(17d) Enzyme-Encapsulating Polymeric Nanoparticles for Treating Glutamate Excitotoxicity | AIChE

(17d) Enzyme-Encapsulating Polymeric Nanoparticles for Treating Glutamate Excitotoxicity


Liao, R. - Presenter, University of Washington
Introduction: Despite the neurological advancements of the past century, treating many neurological diseases remains elusive and costs $750 billion annually in the United States alone. Most neurological diseases, including stroke, traumatic brain injury, and Alzheimer’s, exhibit glutamate excitotoxicity (GluEx). Glutamate is a major neurotransmitter used for neuronal communication, but leads to neuronal death when in excess by over-activating glutamate receptors to eventually induce apoptosis. Following neuronal death, neurons release more glutamate, causing further neighboring neuronal death. Stopping the propagation of the GluEx cycle is crucial for preventing additional damage and promoting recovery. However, successful treatment of GluEx requires a therapeutic that not only biochemically functions appropriately, but also effectively reaches the target site past obstacles that adversely influence therapeutic efficacy, including systemic clearance and crossing the highly restrictive blood-brain barrier (BBB). Even after overcoming these two barriers, a therapeutic must be capable of diffusing through the brain parenchyma to reach diseased target sites. Because of the complexity of treating neurological injury, testing therapeutics on simplified yet representative models with intentionally eliminated barriers provides a systematic approach towards evaluating drug efficacy. By evaluating nanoparticle behavior and drug delivery efficacy in a model that captures the in vivo brain microenvironment, we can develop effective therapeutic NPs for site specific delivery to only regions of injury in the diseased brain.

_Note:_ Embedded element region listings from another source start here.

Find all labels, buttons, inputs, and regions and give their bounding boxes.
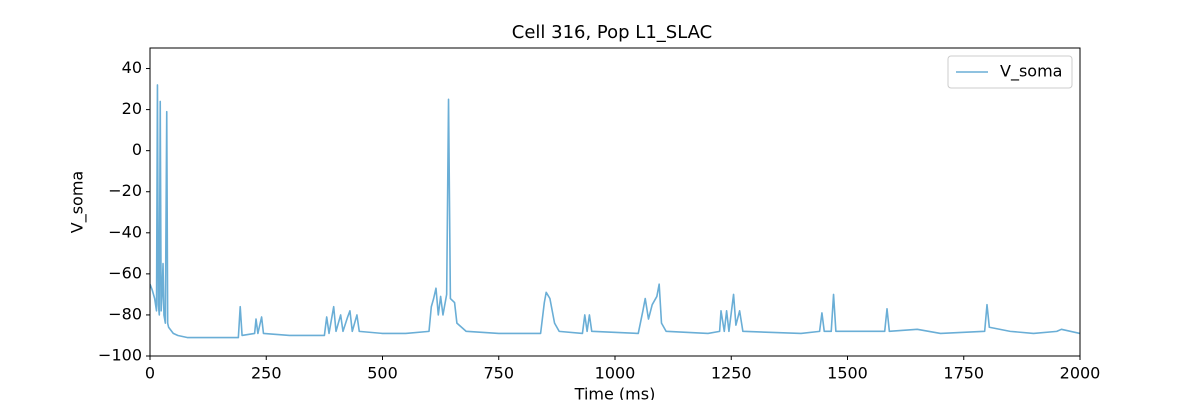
y-tick-label: 0 (132, 140, 142, 159)
x-tick-label: 2000 (1060, 364, 1101, 383)
x-tick-label: 750 (483, 364, 514, 383)
x-tick-label: 1250 (711, 364, 752, 383)
x-tick-label: 250 (251, 364, 282, 383)
y-tick-label: 20 (122, 99, 142, 118)
chart-title: Cell 316, Pop L1_SLAC (512, 22, 712, 43)
x-tick-label: 1000 (595, 364, 636, 383)
y-tick-label: −60 (108, 263, 142, 282)
data-line (150, 84, 1080, 339)
y-tick-label: −80 (108, 304, 142, 323)
x-tick-label: 500 (367, 364, 398, 383)
y-tick-label: −100 (98, 346, 142, 365)
y-tick-label: −20 (108, 181, 142, 200)
y-tick-label: 40 (122, 58, 142, 77)
y-axis-label: V_soma (68, 171, 88, 233)
axes-frame (149, 47, 1081, 357)
x-tick-label: 1750 (943, 364, 984, 383)
legend-label: V_soma (1000, 62, 1062, 82)
x-axis-label: Time (ms) (574, 385, 656, 400)
x-tick-label: 1500 (827, 364, 868, 383)
legend-box (947, 55, 1073, 89)
x-tick-label: 0 (145, 364, 155, 383)
y-tick-label: −40 (108, 222, 142, 241)
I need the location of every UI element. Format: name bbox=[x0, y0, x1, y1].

Materials and Methods: We formulated enzyme-encapsulating polymeric nanoparticles (EE-NPs) using the double emulsion method. Catalase was selected as our initial enzyme due to its promising antioxidant properties of decomposing hydrogen peroxide (H2O2) into water and oxygen to combat GluEx. We encapsulated catalase within poly(lactic-co-glycolic acid)-block-poly(ethylene glycol) (PLGA-PEG) co-polymer. We also developed an organotypic whole hemisphere brain slice model of GluEx. In this model, we incubated slices with the known glutamate receptor toxin N-methyl-D-aspartate (NMDA) to initiate neuronal death to imitate the GluEx environment. We quantified lactate dehydrogenase (LDH) release, propidium iodide (PI) staining, and Fluoro-Jade C staining, as well as H2O2 and glutamate concentrations. These measurements enabled us to characterize cell cytotoxicity and potential biomarker concentrations. We then combined these two platforms to test the efficacy of the EE-NP in decreasing cell death and toxic biomarker concentrations in our slice model. We utilized empty PLGA-PEG nanoparticles and free catalase as controls.

Results and Discussion: We formulated nanoparticles with a catalase/PLGA core and a dense PEG coating to achieve a hydrophilic, bio-inert surface. The EE-NP exhibited rapid diffusion in brain tissue due to its non-binding surface and sub-100 nm size, and controlled linear release of catalase over 48-72 h. With the methods previously stated, we obtained a characteristic profile of cell viability and biomarker environment for GluEx-induced brain slices. After application of EE-NPs to the NMDA treated brain slices, we observed decreased cell death and lower glutamate and H2O2 concentrations. This work establishes a therapeutic/ex vivo brain slice model that semi-quantitatively assesses extent of cell death and biomarker concentrations representative of the in vivo environment. Our work provides evidence of EE-NP efficacy, supporting catalase EE-NPs as a potential therapeutic for glutamate excitotoxicity.

Conclusions: Treating neurological diseases has proved incredibly difficult, largely due to ineffective drug delivery. Before we can develop effective therapeutics ready for market, greater understanding of a drugs ability to circumnavigate barriers in the brain is required. The ex vivo model permits evaluation of nanoparticle diffusion to target sites through brain extracellular space, and subsequent controlled enzyme release, and catalase therapeutic efficacy. Beyond promoting catalase EE-NPs as a potential GluEx therapeutic, our findings support the systematic approach of developing ex vivo models that selectively capture barriers to neurological drug delivery, and fine-tuning the design of therapeutics to overcome each barrier. This slice model retains the complexity of the brain parenchyma while bypassing systemic and BBB obstacles. By gradually reintroducing complexity to the ex vivo model until it transitions to in vivo, we can isolate bottleneck barriers and overcome them one at a time to ultimately design a fully effective therapeutic for glutamate excitotoxicity.